WINNIPEG – Manitoba politicians returned to the Legislature last week with more on their minds than the daily business of running the province.
With a slim one-seat majority, Manitoba premier Gary Filmon and the Progressive Conservatives entered what is widely believed to be the last legislative session before a provincial election.
In its April 7 throne speech the government promised to get tough with young offenders, a popular message to voters in a province besieged by car thefts.
In Winnipeg, an average of 17 cars are stolen daily, and residents in some rural communities have started nightly patrols to nab would-be car nappers. One Manitoba farmer has reportedly installed a baby monitor in his garage to protect his vehicles.
Punishment for violent crimes
The government plans to deny underage criminals the right to a driver’s licence. It is also considering wilderness “boot camps” as a means of reforming minors convicted of violent crimes.
In other moves, the government promised to consult with parents on education reforms and to continue focusing on small business as the engine of economic growth.
Rural residents will get help fighting trade harassment from the United States, and in promoting Manitoba food products, extending natural gas services to more rural communities and improved distance education services.
Political observers say the throne speech sets a pre-election agenda that avoids controversy.
“I think he’s trying to pick up on some symbolic issues like violent crime,” said University of Winnipeg political scientist Jim Silver. “But I don’t think he wants to do much of anything.”
Expected in the fall
Although Filmon legally has until September 1995 to call a vote, political parties are preparing for a fall call to the polls. And with three parties represented in the Legislature, the manoeuvring for public support has already started.
The Filmon government has 29 seats in the 57-seat house. The New Democratic Party under leader Gary Doer has 21 seats and the Liberals led by Paul Edwards have seven.
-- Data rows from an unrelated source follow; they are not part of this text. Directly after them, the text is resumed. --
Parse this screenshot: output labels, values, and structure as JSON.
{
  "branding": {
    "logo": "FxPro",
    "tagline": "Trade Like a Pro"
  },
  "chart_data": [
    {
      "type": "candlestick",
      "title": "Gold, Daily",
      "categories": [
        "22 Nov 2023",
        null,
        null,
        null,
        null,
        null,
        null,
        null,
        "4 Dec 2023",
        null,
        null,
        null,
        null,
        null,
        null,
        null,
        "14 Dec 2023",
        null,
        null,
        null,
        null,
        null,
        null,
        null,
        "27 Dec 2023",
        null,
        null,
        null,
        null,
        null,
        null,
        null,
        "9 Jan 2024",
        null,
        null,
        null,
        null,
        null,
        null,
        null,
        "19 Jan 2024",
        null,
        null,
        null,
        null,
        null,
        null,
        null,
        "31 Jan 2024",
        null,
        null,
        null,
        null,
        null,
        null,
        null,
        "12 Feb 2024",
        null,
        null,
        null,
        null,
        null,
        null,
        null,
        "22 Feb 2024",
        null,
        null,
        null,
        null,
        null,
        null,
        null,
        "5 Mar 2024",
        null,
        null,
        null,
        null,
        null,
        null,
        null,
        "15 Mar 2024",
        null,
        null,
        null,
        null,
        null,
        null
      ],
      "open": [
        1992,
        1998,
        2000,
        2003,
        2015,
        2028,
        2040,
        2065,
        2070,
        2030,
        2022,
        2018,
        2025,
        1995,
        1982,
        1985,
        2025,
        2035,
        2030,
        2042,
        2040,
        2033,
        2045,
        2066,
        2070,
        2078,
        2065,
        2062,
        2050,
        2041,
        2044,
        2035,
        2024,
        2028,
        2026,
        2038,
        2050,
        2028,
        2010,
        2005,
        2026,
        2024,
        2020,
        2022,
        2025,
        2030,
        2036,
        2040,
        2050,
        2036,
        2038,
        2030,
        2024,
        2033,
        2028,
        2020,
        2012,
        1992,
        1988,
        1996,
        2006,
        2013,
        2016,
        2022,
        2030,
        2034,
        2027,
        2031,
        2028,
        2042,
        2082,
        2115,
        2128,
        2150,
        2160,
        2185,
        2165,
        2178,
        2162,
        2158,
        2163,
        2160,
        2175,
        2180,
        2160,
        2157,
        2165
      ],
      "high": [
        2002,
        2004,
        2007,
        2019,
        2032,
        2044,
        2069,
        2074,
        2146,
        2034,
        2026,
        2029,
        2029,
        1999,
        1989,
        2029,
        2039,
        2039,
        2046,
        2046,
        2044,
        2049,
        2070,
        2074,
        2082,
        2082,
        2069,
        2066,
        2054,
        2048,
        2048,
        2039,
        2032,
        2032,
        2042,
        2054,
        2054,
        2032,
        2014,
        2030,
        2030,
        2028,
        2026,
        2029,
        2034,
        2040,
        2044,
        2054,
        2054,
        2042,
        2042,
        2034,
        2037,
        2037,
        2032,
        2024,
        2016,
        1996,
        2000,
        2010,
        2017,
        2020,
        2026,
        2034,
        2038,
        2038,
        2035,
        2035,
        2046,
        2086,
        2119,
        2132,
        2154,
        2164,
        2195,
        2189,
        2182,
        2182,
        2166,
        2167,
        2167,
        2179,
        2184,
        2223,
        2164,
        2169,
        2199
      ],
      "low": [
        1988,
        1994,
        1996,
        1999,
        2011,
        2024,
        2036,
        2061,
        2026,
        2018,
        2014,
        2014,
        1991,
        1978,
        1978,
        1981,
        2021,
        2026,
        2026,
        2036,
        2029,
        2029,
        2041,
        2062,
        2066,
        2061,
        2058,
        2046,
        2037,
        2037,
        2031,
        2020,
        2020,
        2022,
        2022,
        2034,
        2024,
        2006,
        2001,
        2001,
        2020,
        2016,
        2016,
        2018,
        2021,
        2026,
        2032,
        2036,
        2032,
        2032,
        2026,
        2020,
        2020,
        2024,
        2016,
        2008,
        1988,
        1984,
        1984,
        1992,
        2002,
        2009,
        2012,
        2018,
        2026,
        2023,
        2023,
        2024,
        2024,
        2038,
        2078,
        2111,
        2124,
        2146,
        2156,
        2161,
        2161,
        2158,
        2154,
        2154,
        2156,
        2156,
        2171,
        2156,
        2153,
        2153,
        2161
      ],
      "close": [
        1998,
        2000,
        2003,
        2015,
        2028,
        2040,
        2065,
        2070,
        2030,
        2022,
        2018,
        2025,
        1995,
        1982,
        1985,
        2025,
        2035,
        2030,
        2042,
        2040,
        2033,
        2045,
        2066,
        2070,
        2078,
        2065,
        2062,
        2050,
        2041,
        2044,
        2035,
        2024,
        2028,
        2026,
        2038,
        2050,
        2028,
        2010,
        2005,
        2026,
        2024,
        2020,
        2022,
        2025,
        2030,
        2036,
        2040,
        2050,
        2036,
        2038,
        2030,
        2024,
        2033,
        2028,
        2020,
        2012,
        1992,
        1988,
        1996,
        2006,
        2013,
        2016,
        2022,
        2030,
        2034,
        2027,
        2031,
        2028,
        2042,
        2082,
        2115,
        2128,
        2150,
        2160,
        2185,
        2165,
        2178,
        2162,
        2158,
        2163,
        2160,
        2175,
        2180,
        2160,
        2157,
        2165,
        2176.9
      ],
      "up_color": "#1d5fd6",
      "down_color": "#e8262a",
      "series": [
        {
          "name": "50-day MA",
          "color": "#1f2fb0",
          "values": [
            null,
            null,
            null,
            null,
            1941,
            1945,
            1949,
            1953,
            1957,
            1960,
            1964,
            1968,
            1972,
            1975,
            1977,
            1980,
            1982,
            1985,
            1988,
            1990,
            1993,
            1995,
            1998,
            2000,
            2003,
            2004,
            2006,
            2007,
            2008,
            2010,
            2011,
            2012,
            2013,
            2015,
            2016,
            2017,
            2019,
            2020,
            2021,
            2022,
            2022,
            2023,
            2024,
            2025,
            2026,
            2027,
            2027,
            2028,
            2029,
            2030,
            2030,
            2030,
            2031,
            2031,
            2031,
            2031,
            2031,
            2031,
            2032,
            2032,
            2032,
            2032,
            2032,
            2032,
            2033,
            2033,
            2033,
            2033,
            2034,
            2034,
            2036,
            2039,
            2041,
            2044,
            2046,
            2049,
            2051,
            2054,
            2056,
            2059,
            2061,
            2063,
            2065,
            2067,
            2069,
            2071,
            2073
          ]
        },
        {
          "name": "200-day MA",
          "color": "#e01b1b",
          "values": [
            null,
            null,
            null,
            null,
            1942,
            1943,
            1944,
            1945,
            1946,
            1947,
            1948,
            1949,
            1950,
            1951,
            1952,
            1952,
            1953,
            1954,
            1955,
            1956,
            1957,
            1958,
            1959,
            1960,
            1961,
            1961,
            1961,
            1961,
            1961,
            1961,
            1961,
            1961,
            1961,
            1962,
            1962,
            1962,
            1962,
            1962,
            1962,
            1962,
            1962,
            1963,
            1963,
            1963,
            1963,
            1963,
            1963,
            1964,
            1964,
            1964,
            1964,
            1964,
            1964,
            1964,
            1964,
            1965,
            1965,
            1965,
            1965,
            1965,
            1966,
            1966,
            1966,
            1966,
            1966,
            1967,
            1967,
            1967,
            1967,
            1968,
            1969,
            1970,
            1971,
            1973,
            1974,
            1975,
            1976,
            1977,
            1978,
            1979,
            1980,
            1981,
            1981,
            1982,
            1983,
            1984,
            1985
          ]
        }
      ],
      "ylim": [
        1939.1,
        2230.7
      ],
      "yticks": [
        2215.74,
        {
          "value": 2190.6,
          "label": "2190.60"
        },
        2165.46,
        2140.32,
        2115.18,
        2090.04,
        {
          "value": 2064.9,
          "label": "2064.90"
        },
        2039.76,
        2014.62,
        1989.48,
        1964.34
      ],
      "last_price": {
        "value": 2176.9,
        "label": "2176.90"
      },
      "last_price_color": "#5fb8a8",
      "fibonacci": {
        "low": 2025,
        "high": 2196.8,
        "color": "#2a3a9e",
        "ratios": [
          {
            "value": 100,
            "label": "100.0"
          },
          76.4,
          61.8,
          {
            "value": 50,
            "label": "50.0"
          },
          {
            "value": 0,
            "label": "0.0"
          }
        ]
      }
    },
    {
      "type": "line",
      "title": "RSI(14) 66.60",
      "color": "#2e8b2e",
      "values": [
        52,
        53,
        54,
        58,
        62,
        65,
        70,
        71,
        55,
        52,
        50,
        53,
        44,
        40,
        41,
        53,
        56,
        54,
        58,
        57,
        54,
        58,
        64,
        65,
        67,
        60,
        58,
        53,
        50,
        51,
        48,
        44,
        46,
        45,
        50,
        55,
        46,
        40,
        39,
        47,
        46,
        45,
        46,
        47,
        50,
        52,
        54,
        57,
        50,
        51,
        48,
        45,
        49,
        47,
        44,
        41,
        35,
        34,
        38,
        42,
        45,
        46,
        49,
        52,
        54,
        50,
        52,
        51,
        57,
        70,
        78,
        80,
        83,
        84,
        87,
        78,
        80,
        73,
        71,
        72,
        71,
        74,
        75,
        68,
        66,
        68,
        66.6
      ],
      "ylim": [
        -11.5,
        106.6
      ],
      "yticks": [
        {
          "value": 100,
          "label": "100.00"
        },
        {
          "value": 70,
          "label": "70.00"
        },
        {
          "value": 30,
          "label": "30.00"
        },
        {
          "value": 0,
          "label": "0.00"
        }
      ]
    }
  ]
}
That creates a tight situation for Filmon who must count heads and assess backbencher loyalties carefully before calling major votes. His predecessor, NDP premier Howard Pawley, was defeated in1988 when a renegade backbencher voted against his party’s budget.
The slim hold on power Manitoba voters have given successive governments since the mid-1980s reflects an electorate that is split along cultural and social-economic lines.
“It reflects long-term conflicts that have their origins in the class differences and ethnic differences that go back as far as the 1919 General Strike,” Silver said.
It makes the results of this coming election a toss-up, he said.
The Conservatives took power in a minority government in 1988. They captured a majority in 1990 with 30 seats. But that hold on power slipped in byelections held in the fall of 1992, when the number of Conservative seats fell to 29.
Silver said Manitobans don’t appear ready to fully embrace the Conservatives this time either – largely because of their approach to cutting spending and revamping the health care and education systems.
Despite Filmon’s personal popularity, the party has adopted a hard-line approach on key social issues, Silver said.
Funding to inner-city schools has dropped to the level where divisions are considering cutting nursery schools and lunch programs for students from low income families. Meanwhile funds granted to private school have increased.
The “Filmon Fridays” – 10 days of unpaid holidays imposed on the province’s 18,000 civil servants last year – angered workers.
Taxpayers pay more
While the government has adopted the battlecry of no new taxes, reductions in spending have resulted in increased costs to taxpayers through user fees, reduced tax credits and larger municipal and local education tax bills.
Silver said the fortunes of the other two parties will rest on whether they can offer a convincing alternative.
A recent poll published in a Winnipeg newspaper said the Liberals are leading with public approval at 36 percent. The Conservatives follow closely with 35 percent while the New Democrats trail at 22 percent.
Silver said the provincial Liberals are basking in the popularity of the federal ChrŽtien government, but the party is hampered by having a new face at the helm. Paul Edwards was elected to replace retiring leader Sharon Carstairs last fall.
As well, 38 percent of the Manitobans polled were undecided. Traditionally, undecided voters in Manitoba have voted against the party in power, he said.